Wesley, querendo sublinhar a importância da Bíblia, para descobrir Cristo e a Salvação, disse: “Eu não tenho receio de revelar os meus pensamentos mais íntimos aos homens sinceros e sensatos. Eu tenho pensado que sou uma criatura de um dia, passando pela vida como uma flecha através do ar. Sou um espírito vindo de Deus e que para ele voltará; espírito apenas pairando sobre o grande abismo, até que daqui a uns poucos momentos eu não seja mais visto e entre numa eternidade imutável! Quero saber uma coisa – o caminho para o céu; como desembarcar-me com segurança naquela praia feliz. O próprio Deus condescendeu em ensinar o caminho; para este fim, ele veio do céu. Ele o escreveu em um livro. Oh! Dá-me esse livro! Por qualquer preço, dá-me o livro de Deus! Eu o tenho. Aqui há conhecimento suficiente para mim. Seja eu o homem de um livro. De modo que estou distante dos costumes atarefados dos homens. Eu me assento a sós: somente Deus está aqui. Em sua presença abro e leio o seu livro; para este fim achar o caminho do céu. Há alguma dúvida a respeito do significado daquilo que leio? Parece alguma coisa difícil ou intricada? Ergo o meu coração ao Pai das luzes: “Senhor, não é a tua palavra, se alguém necessita de sabedoria peça a Deus? Tu dás liberalmente e não lanças em rosto. Tu disseste: se alguém quiser fazer a tua vontade, ele a conhecerá. Eu quero fazê-la, dá que eu conheça a tua vontade.” Eu então pesquiso e considero as passagens paralelas das Escrituras, “comparando as coisas espirituais com as espirituais.” E então medito com toda a atenção e sinceridade de que é capaz a minha mente. Se ainda persiste alguma dúvida, consulto aqueles que são experimentados nas coisas de Deus e, então, os escritos que estavam quase mortos, ainda falam. E o que assim aprendo, isso ensino. – Prefácio aos Sermões, 5 (S, 1, 31-32).

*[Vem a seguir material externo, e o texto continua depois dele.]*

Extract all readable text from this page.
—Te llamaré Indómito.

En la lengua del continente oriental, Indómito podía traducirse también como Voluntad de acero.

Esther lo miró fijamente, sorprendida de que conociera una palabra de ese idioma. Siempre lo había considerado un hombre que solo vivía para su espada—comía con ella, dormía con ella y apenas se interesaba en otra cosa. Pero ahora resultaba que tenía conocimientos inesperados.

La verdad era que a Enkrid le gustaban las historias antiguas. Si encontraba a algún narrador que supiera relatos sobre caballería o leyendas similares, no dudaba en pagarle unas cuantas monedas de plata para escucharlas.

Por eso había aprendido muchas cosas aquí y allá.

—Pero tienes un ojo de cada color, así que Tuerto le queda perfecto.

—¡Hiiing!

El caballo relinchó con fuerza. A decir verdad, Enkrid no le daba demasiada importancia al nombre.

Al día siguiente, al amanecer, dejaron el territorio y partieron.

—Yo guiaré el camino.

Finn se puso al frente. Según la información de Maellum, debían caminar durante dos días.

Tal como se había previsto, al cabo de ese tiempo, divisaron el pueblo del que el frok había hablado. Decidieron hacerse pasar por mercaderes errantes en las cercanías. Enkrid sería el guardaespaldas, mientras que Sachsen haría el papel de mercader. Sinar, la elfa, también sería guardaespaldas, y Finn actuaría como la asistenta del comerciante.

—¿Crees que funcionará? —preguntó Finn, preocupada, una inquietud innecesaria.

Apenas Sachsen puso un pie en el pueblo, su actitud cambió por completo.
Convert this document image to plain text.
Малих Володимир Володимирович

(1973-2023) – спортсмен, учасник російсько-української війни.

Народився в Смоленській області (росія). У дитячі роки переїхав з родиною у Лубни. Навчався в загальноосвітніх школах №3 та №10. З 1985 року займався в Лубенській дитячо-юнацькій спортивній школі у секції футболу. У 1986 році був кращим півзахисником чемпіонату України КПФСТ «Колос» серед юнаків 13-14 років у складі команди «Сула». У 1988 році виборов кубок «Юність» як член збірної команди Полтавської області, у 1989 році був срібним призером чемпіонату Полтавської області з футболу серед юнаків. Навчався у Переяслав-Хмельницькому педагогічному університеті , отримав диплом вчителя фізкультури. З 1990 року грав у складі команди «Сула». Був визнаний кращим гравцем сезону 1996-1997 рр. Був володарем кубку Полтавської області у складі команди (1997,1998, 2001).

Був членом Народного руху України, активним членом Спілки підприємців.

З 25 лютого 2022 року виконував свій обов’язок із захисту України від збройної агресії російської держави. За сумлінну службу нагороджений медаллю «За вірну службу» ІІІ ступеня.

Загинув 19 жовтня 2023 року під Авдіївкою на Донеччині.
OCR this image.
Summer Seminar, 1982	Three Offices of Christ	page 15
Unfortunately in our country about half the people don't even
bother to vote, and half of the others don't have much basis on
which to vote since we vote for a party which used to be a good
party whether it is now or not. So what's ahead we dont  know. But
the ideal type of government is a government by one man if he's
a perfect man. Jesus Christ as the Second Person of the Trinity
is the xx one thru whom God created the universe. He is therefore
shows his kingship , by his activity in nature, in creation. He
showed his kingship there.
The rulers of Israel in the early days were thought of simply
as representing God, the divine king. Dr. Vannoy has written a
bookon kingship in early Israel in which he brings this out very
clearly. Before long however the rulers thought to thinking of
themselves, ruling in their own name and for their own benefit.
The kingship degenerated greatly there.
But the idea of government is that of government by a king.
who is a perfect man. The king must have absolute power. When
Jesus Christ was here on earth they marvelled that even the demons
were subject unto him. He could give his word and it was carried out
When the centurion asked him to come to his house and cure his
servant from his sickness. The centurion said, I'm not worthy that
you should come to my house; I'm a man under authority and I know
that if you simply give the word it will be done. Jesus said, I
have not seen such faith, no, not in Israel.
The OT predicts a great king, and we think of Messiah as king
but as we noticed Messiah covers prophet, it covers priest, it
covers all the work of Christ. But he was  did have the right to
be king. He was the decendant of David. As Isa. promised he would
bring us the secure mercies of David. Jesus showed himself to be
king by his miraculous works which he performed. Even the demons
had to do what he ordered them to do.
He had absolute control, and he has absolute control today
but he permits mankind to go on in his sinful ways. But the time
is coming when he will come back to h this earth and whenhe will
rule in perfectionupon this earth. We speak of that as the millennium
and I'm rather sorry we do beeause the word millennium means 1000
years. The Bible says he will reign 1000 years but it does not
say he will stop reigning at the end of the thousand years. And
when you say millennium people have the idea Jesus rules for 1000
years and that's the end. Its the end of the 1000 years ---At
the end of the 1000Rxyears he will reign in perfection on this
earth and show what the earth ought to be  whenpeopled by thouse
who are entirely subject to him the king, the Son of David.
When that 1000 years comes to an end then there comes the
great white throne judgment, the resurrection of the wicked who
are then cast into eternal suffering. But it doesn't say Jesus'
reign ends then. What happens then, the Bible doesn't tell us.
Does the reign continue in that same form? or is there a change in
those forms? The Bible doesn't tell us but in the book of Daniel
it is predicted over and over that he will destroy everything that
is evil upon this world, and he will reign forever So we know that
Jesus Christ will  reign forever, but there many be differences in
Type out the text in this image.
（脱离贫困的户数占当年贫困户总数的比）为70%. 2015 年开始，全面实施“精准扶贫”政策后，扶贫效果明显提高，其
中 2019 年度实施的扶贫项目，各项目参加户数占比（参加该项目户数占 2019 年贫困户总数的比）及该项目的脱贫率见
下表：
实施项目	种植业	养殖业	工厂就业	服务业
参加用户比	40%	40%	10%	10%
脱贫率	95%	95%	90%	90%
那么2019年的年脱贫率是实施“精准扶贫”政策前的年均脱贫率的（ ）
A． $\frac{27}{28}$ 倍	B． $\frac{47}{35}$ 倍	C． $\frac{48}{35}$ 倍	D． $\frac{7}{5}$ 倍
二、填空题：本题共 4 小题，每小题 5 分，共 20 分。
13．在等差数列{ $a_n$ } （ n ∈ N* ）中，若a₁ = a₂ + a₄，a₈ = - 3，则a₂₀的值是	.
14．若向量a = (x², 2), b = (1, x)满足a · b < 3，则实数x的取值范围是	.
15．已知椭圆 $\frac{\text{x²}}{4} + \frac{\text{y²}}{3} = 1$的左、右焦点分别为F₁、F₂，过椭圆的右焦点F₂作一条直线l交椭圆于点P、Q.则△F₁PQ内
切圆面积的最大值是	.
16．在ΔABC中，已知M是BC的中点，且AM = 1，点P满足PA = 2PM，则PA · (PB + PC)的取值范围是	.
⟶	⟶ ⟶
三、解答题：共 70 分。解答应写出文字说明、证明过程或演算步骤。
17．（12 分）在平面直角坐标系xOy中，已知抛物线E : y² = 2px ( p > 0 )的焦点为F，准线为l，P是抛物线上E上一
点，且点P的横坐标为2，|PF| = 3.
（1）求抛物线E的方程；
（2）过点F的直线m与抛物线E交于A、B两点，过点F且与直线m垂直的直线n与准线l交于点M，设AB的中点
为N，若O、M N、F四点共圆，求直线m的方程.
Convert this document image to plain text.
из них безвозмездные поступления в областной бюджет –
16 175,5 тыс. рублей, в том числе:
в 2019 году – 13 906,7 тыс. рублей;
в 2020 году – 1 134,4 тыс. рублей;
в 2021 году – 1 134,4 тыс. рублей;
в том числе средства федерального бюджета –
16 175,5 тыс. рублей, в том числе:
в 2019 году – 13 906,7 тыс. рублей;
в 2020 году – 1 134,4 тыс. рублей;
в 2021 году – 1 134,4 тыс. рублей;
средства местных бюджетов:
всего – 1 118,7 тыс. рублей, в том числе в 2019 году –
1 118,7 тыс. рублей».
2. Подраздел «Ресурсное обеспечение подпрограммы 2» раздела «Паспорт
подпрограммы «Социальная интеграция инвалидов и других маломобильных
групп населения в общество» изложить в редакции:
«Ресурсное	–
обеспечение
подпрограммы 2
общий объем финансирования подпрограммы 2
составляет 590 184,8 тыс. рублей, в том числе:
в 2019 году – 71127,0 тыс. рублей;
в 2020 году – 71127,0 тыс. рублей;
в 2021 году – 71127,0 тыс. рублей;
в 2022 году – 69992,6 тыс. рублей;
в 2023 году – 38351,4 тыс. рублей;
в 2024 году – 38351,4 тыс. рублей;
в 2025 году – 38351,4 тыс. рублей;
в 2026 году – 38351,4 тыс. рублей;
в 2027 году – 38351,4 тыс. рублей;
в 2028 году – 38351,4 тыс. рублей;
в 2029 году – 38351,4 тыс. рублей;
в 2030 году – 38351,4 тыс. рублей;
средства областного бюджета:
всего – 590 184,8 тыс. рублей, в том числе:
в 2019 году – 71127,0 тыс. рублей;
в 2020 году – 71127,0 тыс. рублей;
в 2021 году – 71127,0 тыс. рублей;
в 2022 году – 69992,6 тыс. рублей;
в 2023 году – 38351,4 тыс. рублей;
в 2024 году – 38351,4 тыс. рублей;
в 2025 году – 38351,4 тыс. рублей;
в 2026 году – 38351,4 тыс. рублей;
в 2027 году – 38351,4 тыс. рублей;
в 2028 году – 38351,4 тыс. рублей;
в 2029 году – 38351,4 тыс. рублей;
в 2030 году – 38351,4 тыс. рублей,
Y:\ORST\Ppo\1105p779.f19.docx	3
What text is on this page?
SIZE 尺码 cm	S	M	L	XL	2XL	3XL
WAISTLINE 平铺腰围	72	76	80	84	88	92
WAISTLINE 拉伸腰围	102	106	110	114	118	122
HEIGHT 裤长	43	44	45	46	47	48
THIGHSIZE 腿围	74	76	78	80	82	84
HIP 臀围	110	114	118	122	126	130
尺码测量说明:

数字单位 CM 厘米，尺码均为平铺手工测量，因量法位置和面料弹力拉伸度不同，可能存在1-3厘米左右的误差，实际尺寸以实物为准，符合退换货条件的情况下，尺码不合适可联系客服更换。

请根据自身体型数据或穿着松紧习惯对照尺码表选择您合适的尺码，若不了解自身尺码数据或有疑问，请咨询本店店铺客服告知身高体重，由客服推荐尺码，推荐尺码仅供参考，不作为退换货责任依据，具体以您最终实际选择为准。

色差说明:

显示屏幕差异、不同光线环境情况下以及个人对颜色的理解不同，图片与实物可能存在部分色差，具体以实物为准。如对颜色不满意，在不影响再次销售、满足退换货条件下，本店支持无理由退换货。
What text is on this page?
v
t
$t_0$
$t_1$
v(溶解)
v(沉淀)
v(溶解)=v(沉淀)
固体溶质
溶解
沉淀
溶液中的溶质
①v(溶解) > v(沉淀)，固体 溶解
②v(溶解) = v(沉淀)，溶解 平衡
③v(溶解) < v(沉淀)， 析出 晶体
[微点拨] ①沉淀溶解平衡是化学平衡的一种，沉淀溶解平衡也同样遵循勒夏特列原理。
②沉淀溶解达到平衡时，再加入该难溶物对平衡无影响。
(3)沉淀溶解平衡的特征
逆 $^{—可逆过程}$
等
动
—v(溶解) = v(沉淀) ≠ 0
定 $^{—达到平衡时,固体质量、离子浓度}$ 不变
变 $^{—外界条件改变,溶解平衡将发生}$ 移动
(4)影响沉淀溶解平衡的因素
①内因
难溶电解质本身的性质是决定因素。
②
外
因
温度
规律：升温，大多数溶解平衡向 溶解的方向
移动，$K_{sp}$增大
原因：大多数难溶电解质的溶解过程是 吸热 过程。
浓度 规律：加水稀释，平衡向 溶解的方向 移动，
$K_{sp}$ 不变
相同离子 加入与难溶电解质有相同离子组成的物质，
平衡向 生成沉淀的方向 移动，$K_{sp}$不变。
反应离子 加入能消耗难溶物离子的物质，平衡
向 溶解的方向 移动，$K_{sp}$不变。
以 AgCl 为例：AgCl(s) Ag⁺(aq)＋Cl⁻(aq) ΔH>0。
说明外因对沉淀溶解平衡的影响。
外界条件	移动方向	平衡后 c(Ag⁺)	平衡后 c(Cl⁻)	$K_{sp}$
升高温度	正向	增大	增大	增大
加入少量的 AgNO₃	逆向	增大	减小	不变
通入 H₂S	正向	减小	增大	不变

Hoje, nos defrontamos com teologias, afirmações doutrinárias de toda ordem, sem qualquer fundamentação bíblica. Pessoas que se dizem cristãs afirmam, por exemplo, que um crente não fica doente, desconhecendo infinidades de textos bíblicos (cf. Fp 2.25-29; 2Co12.7-9; Jó 2.9-10). Outros afirmam a fé positiva, como se houvesse fé que não fosse positiva, e com isso afirmam que não se deve, ao orar, dizer: “faça-se a tua vontade, ó Pai!” Ou seja, você crê, é uma promessa, nada de dizer que Deus faça a vontade dele, você afirma que é da vontade de Deus, e Ele o fará. Em síntese, você dá ordem e Deus obedece. Se este princípio fosse verdade, Jesus teria ensinado errado (cf. Mt 26.42; Mt 6.10; Ef 5.15-17), assim como o Apóstolo Paulo.